Мысль, что молодой человек может захотеть покончить жизнь самоубийством из-за того, что я не ответила на его любовь, меня очень испугала. Я этого не понимала. Была ли в этом моя вина? Может, я должна была быть мягче, не отвергать его любовь так резко и откровенно? Я не знала, что делать. Но мама предостерегла меня против встречи с Василием. «Все уже закончилось, — сказала она. — Он слабый человек, и он теперь опять с той женщиной. Не говори только, что ты передумала и действительно влюбилась в Василия!»

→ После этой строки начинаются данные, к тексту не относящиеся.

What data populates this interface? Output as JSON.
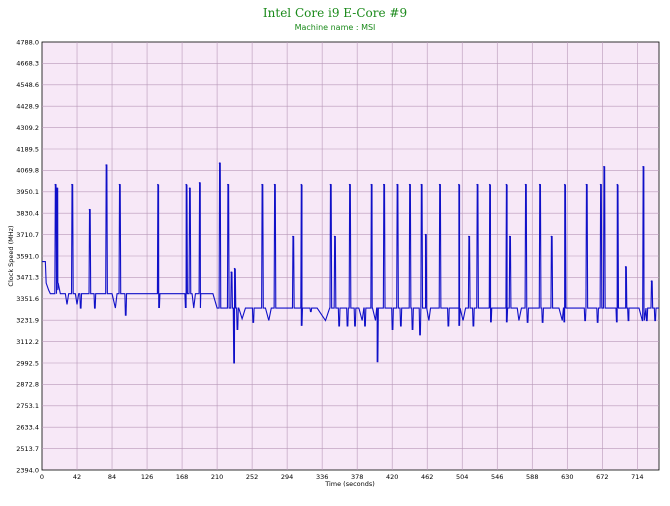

Я не передумала, но отчаянные крики: «Я тебя люблю, я не могу без тебя жить!», которые я слышала порой от разных мужчин, всегда напоминали мне о Василии. Их я тоже не любила.

Между тем жизнь в Харбине становилась все сложнее. В 1933 году советское правительство начало переговоры с японцами о продаже им своей части Китайско-Восточной железной дороги. Сделка состоялась в 1935 году, и начался исход русских из Харбина. Советское правительство предоставило возможность вернуться на «родину» как советским, так и не советским гражданам. Для многих решение было мучительно. Заключались скоропалительные браки, распадались многие старые браки. Одни покидали родителей, а другие провожали своих родителей на вокзал, чтобы больше никогда их не увидеть. Люди знали, что сталинская Россия — отнюдь не страна обетованная, но для многих просто не было иного выхода.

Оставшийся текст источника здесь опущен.